Of voting, and the essence of one vote……
I’ve published newspapers in which two elections were decided by a single vote.
The two measures passed by a single vote. We were sitting at dinner at about five minutes until 7 when Susan jumped up and said how she had forgotten to vote and dashed off to the polls. She darn well might have swung the election herself.
From the This-Sounds-Like-An-Ad file……
Patti Wrench was all smiles (like a Cheshire cat, maybe) Friday afternoon. She and her husband John Wrench, opened up the Colorado Cat House five years ago and was celebrating with an open house, and a name change - MZ Kitty’s Emporium.
Patti is the “purr-pritor” of this Main Street/Townsend shop which is a friendly place to browse. It’ hard not to smile at the sheer amount of “stuff” that lies within, a good potion of it cuddly. Patti & John had a similar successful small business in Corpus Christi, Texas, before relocating to our downtown.
Centennial Middle School will honor veterans of all military branches at a special Veterans Day Assembly at 9 a.m. Friday, Nov. 10. A reception will follow.

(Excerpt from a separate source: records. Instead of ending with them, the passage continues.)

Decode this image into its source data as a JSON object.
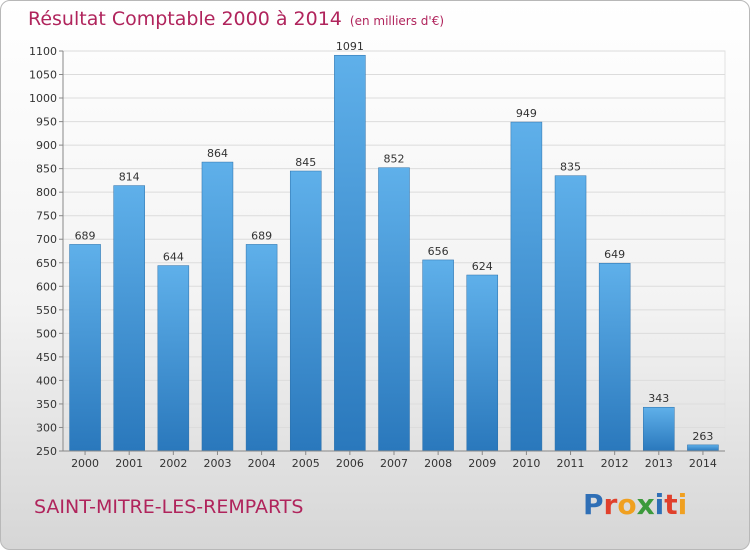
{
  "header": {
    "title": "Résultat Comptable 2000 à 2014",
    "subtitle": "(en milliers d'€)"
  },
  "footer": {
    "commune": "SAINT-MITRE-LES-REMPARTS",
    "logo_text": "Proxiti"
  },
  "colors": {
    "bar": "#3d93d6",
    "title": "#b0245c"
  },
  "chart_data": {
    "type": "bar",
    "title": "Résultat Comptable 2000 à 2014",
    "subtitle": "(en milliers d'€)",
    "categories": [
      "2000",
      "2001",
      "2002",
      "2003",
      "2004",
      "2005",
      "2006",
      "2007",
      "2008",
      "2009",
      "2010",
      "2011",
      "2012",
      "2013",
      "2014"
    ],
    "values": [
      689,
      814,
      644,
      864,
      689,
      845,
      1091,
      852,
      656,
      624,
      949,
      835,
      649,
      343,
      263
    ],
    "ylim": [
      250,
      1100
    ],
    "yticks": [
      250,
      300,
      350,
      400,
      450,
      500,
      550,
      600,
      650,
      700,
      750,
      800,
      850,
      900,
      950,
      1000,
      1050,
      1100
    ],
    "grid": true
  }
}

The public’s invited. It’s the 11th year CMS has celebrated our local veterans. Info: Reenie Erwin, 249-2576.
Recommended……
“The Flags of Our Fathers” was a terrific book, by James Bradley. The sentiments are the similar, for the film of the same name, by Clint Eastwood. Most know the story of the three servicemen who were in the famous Iwo Jima photograph by AP photographer Joe Rosenthal, and the courage of the men to secure the island in a fierce battle.
The book’s worth reading because of all the details, on sale at local bookstores; the movie is now showing in the friendly confines of the Fox/Penthouse Theatre in downtown Montrose.
Theatre manager Clay Campbell thoughtfully recognized the veterans in the audience before the film started Friday night and they were greeted with applause.
Quotable
“Nature always wears the colors of the spirit.”